While the oil continues to flow and the far away farm machines and trucks continue to hum this arrangement makes sense. Grow your greens in your suburban garden, using as much irrigation and truckloads of manure as you can afford to maximise output per area, while continuing to buy your calories from the shop at prices subsidised on a civilizational level. But relying on decisions that optimise money is what got us into this trap, and it will keep us there until the oil stops flowing and the machines fall silent. Focusing on optimising for dollars is what created a system that extracts the cheapest labour and natural resources no matter the long term costs. The pandemic has exposed the fragility of these long supply lines. The unfolding economic crisis will expose the terminal weakness of the global oil industry. I am guilty of making decisions based on dollars in the past, in installing my vegetable gardens first, though focusing on seed production has paid off in the short term at least. In the mean time I was hoping to have a few more years to get my calorie crop production systems scaled up. Hopefully the current arrangements will hold long enough for me to make a smooth transition to actually growing our own food, and not just crunchy water. I left suburbia and a money focused career during the 2008 global financial crisis to relocate to a more rural setting and have never regretted that decision for a moment, despite the fact it cost me a huge amount of lost potential earnings. I hope that others can see the writing on the wall through this current crisis and leave suburbia before it really is too late. And for those still trapped in the suburbs for the time being, please devote at least some of your limited growing space to developing a relationship with staple crops. Growing your own food is one of the most revolutionary things a person can do. Just be careful to not mistake vegetables for food.
2 thoughts on “Permaculture Without Vegetables”
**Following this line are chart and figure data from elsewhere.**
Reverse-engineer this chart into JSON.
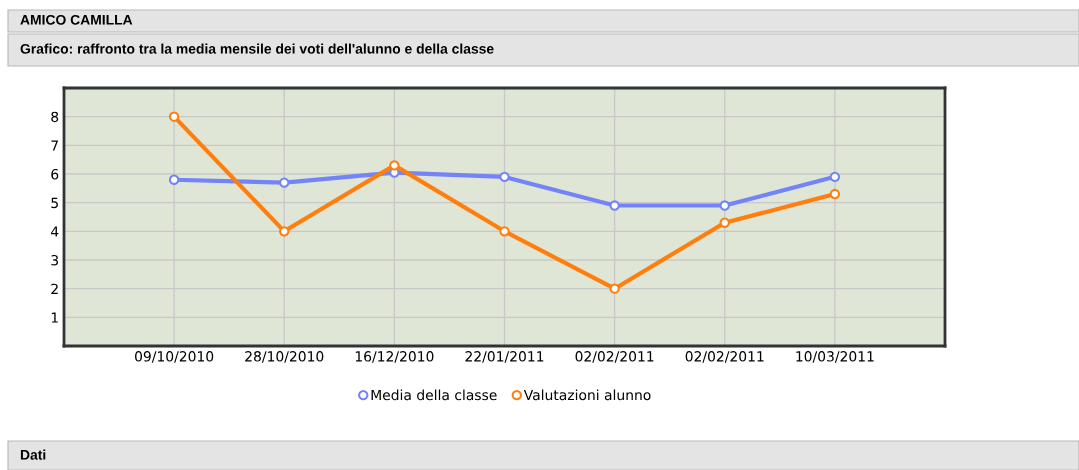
{
  "chart_data": {
    "type": "line",
    "title": "AMICO CAMILLA",
    "subtitle": "Grafico: raffronto tra la media mensile dei voti dell'alunno e della classe",
    "annotations": [
      "Dati"
    ],
    "categories": [
      "09/10/2010",
      "28/10/2010",
      "16/12/2010",
      "22/01/2011",
      "02/02/2011",
      "02/02/2011",
      "10/03/2011"
    ],
    "series": [
      {
        "name": "Media della classe",
        "color": "#7383f8",
        "values": [
          5.8,
          5.7,
          6.05,
          5.9,
          4.9,
          4.9,
          5.9
        ]
      },
      {
        "name": "Valutazioni alunno",
        "color": "#ff7f0e",
        "values": [
          8,
          4,
          6.3,
          4,
          2,
          4.3,
          5.3
        ]
      }
    ],
    "ylim": [
      0,
      9
    ],
    "yticks": [
      1,
      2,
      3,
      4,
      5,
      6,
      7,
      8
    ],
    "grid": true,
    "legend": "bottom",
    "marker": "circle",
    "line_style": "solid"
  }
}
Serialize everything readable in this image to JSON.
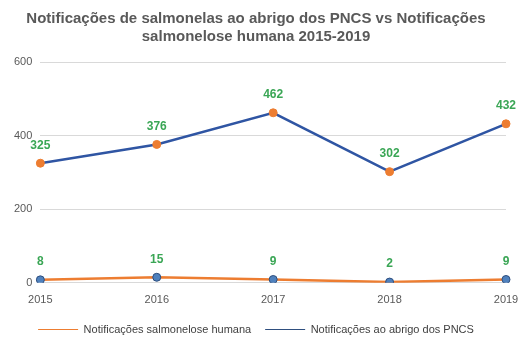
{
  "chart_data": {
    "type": "line",
    "title": [
      "Notificações de salmonelas ao abrigo dos PNCS vs Notificações",
      "salmonelose humana 2015-2019"
    ],
    "categories": [
      "2015",
      "2016",
      "2017",
      "2018",
      "2019"
    ],
    "series": [
      {
        "name": "Notificações salmonelose humana",
        "color": "#2f55a3",
        "marker": "circle",
        "values": [
          325,
          376,
          462,
          302,
          432
        ]
      },
      {
        "name": "Notificações ao abrigo dos PNCS",
        "color": "#ed7d31",
        "marker": "circle",
        "values": [
          8,
          15,
          9,
          2,
          9
        ]
      }
    ],
    "ylim": [
      0,
      600
    ],
    "yticks": [
      0,
      200,
      400,
      600
    ],
    "grid": true,
    "legend": "bottom",
    "data_labels": true
  }
}
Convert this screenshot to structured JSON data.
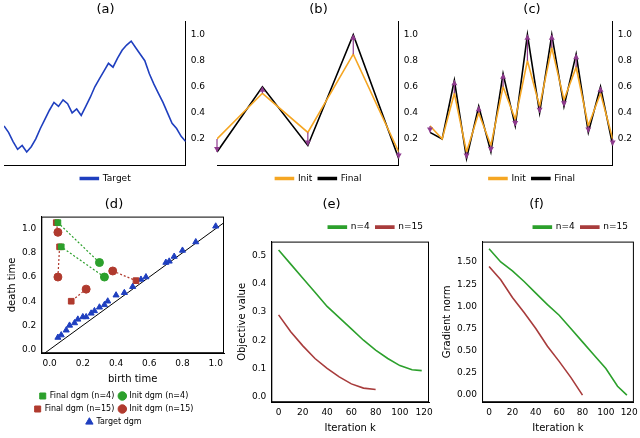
{
  "chart_data": [
    {
      "type": "line",
      "title": "(a)",
      "tick_labels": "y",
      "grid": false,
      "legend": "bottom",
      "x": [
        0,
        1,
        2,
        3,
        4,
        5,
        6,
        7,
        8,
        9,
        10,
        11,
        12,
        13,
        14,
        15,
        16,
        17,
        18,
        19,
        20,
        21,
        22,
        23,
        24,
        25,
        26,
        27,
        28,
        29,
        30,
        31,
        32,
        33,
        34,
        35,
        36,
        37,
        38,
        39,
        40
      ],
      "xlim": [
        0,
        40
      ],
      "ylim": [
        0,
        1.1
      ],
      "yticks": [
        0.2,
        0.4,
        0.6,
        0.8,
        {
          "value": 1,
          "label": "1.0"
        }
      ],
      "series": [
        {
          "name": "Target",
          "color": "#1f3fbf",
          "values": [
            0.3,
            0.25,
            0.18,
            0.12,
            0.15,
            0.1,
            0.14,
            0.2,
            0.28,
            0.35,
            0.42,
            0.48,
            0.45,
            0.5,
            0.47,
            0.4,
            0.43,
            0.38,
            0.45,
            0.52,
            0.6,
            0.66,
            0.72,
            0.78,
            0.75,
            0.82,
            0.88,
            0.92,
            0.95,
            0.9,
            0.85,
            0.8,
            0.7,
            0.62,
            0.55,
            0.48,
            0.4,
            0.32,
            0.28,
            0.22,
            0.18
          ]
        }
      ]
    },
    {
      "type": "line",
      "title": "(b)",
      "tick_labels": "y",
      "grid": false,
      "legend": "bottom",
      "x": [
        0,
        1,
        2,
        3,
        4
      ],
      "xlim": [
        0,
        4
      ],
      "ylim": [
        0,
        1.1
      ],
      "yticks": [
        0.2,
        0.4,
        0.6,
        0.8,
        {
          "value": 1,
          "label": "1.0"
        }
      ],
      "series": [
        {
          "name": "Init",
          "color": "#f5a623",
          "values": [
            0.2,
            0.55,
            0.25,
            0.85,
            0.1
          ]
        },
        {
          "name": "Final",
          "color": "#000000",
          "values": [
            0.1,
            0.6,
            0.15,
            1.0,
            0.05
          ]
        }
      ]
    },
    {
      "type": "line",
      "title": "(c)",
      "tick_labels": "y",
      "grid": false,
      "legend": "bottom",
      "x": [
        0,
        1,
        2,
        3,
        4,
        5,
        6,
        7,
        8,
        9,
        10,
        11,
        12,
        13,
        14,
        15
      ],
      "xlim": [
        0,
        15
      ],
      "ylim": [
        0,
        1.1
      ],
      "yticks": [
        0.2,
        0.4,
        0.6,
        0.8,
        {
          "value": 1,
          "label": "1.0"
        }
      ],
      "series": [
        {
          "name": "Init",
          "color": "#f5a623",
          "values": [
            0.3,
            0.2,
            0.55,
            0.1,
            0.4,
            0.15,
            0.6,
            0.35,
            0.8,
            0.45,
            0.9,
            0.5,
            0.75,
            0.3,
            0.55,
            0.2
          ]
        },
        {
          "name": "Final",
          "color": "#000000",
          "values": [
            0.25,
            0.2,
            0.65,
            0.05,
            0.45,
            0.1,
            0.7,
            0.3,
            1.0,
            0.4,
            1.0,
            0.45,
            0.85,
            0.25,
            0.6,
            0.15
          ]
        }
      ]
    },
    {
      "type": "scatter",
      "title": "(d)",
      "x_label": "birth time",
      "y_label": "death time",
      "grid": false,
      "legend": "bottom",
      "xlim": [
        -0.05,
        1.05
      ],
      "ylim": [
        -0.03,
        1.1
      ],
      "xticks": [
        {
          "value": 0,
          "label": "0.0"
        },
        0.2,
        0.4,
        0.6,
        0.8,
        {
          "value": 1,
          "label": "1.0"
        }
      ],
      "yticks": [
        {
          "value": 0,
          "label": "0.0"
        },
        0.2,
        0.4,
        0.6,
        0.8,
        {
          "value": 1,
          "label": "1.0"
        }
      ],
      "series": [
        {
          "name": "Final dgm (n=4)",
          "color": "#2ca02c",
          "marker": "square",
          "x": [
            0.05,
            0.07
          ],
          "values": [
            1.05,
            0.85
          ]
        },
        {
          "name": "Init dgm (n=4)",
          "color": "#2ca02c",
          "marker": "circle",
          "x": [
            0.3,
            0.33
          ],
          "values": [
            0.72,
            0.6
          ]
        },
        {
          "name": "Final dgm (n=15)",
          "color": "#b03a2e",
          "marker": "square",
          "x": [
            0.04,
            0.06,
            0.13,
            0.52
          ],
          "values": [
            1.05,
            0.85,
            0.4,
            0.57
          ]
        },
        {
          "name": "Init dgm (n=15)",
          "color": "#b03a2e",
          "marker": "circle",
          "x": [
            0.05,
            0.05,
            0.22,
            0.38
          ],
          "values": [
            0.97,
            0.6,
            0.5,
            0.65
          ]
        },
        {
          "name": "Target dgm",
          "color": "#1f3fbf",
          "marker": "triangle",
          "x": [
            0.05,
            0.07,
            0.1,
            0.12,
            0.15,
            0.17,
            0.2,
            0.22,
            0.25,
            0.27,
            0.3,
            0.33,
            0.35,
            0.4,
            0.45,
            0.5,
            0.55,
            0.58,
            0.7,
            0.72,
            0.75,
            0.8,
            0.88,
            1.0
          ],
          "values": [
            0.1,
            0.12,
            0.16,
            0.2,
            0.22,
            0.25,
            0.27,
            0.27,
            0.3,
            0.32,
            0.35,
            0.37,
            0.4,
            0.45,
            0.47,
            0.52,
            0.58,
            0.6,
            0.72,
            0.73,
            0.77,
            0.82,
            0.89,
            1.02
          ]
        }
      ]
    },
    {
      "type": "line",
      "title": "(e)",
      "x_label": "Iteration k",
      "y_label": "Objective value",
      "grid": false,
      "legend": "upper right",
      "x": [
        0,
        10,
        20,
        30,
        40,
        50,
        60,
        70,
        80,
        90,
        100,
        110,
        118
      ],
      "xlim": [
        -6,
        124
      ],
      "xticks": [
        0,
        20,
        40,
        60,
        80,
        100,
        120
      ],
      "ylim": [
        -0.02,
        0.55
      ],
      "yticks": [
        {
          "value": 0,
          "label": "0.0"
        },
        0.1,
        0.2,
        0.3,
        0.4,
        0.5
      ],
      "series": [
        {
          "name": "n=4",
          "color": "#2ca02c",
          "values": [
            0.52,
            0.47,
            0.42,
            0.37,
            0.32,
            0.28,
            0.24,
            0.2,
            0.165,
            0.135,
            0.11,
            0.095,
            0.092
          ]
        },
        {
          "name": "n=15",
          "color": "#a83c3c",
          "values": [
            0.29,
            0.23,
            0.18,
            0.135,
            0.1,
            0.07,
            0.045,
            0.03,
            0.025,
            null,
            null,
            null,
            null
          ]
        }
      ]
    },
    {
      "type": "line",
      "title": "(f)",
      "x_label": "Iteration k",
      "y_label": "Gradient norm",
      "grid": false,
      "legend": "upper right",
      "x": [
        0,
        10,
        20,
        30,
        40,
        50,
        60,
        70,
        80,
        90,
        100,
        110,
        118
      ],
      "xlim": [
        -6,
        124
      ],
      "xticks": [
        0,
        20,
        40,
        60,
        80,
        100,
        120
      ],
      "ylim": [
        -0.08,
        1.73
      ],
      "yticks": [
        {
          "value": 0,
          "label": "0.00"
        },
        {
          "value": 0.25,
          "label": "0.25"
        },
        {
          "value": 0.5,
          "label": "0.50"
        },
        {
          "value": 0.75,
          "label": "0.75"
        },
        {
          "value": 1,
          "label": "1.00"
        },
        {
          "value": 1.25,
          "label": "1.25"
        },
        {
          "value": 1.5,
          "label": "1.50"
        }
      ],
      "series": [
        {
          "name": "n=4",
          "color": "#2ca02c",
          "values": [
            1.65,
            1.5,
            1.4,
            1.28,
            1.15,
            1.02,
            0.9,
            0.75,
            0.6,
            0.45,
            0.3,
            0.1,
            0.0
          ]
        },
        {
          "name": "n=15",
          "color": "#a83c3c",
          "values": [
            1.45,
            1.3,
            1.1,
            0.93,
            0.75,
            0.55,
            0.38,
            0.2,
            0.0,
            null,
            null,
            null,
            null
          ]
        }
      ]
    }
  ]
}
You’re so right about describing store-bought veggies as crunchy water. I cut recently into a huge capsicum and was hit in the eye with a burst of water. I’m picking my own celery at the moment. Skinny little stalks, probably 3 or 4 times smaller than bought celery, but the flavour knocks my head off.
Quantity over quality dominates in store bought produce when it is sold by the kilogram (kind of like chicken legs injected with collagen solution to bulk them up). When you have home grown greens it really doesn’t take much to do the job.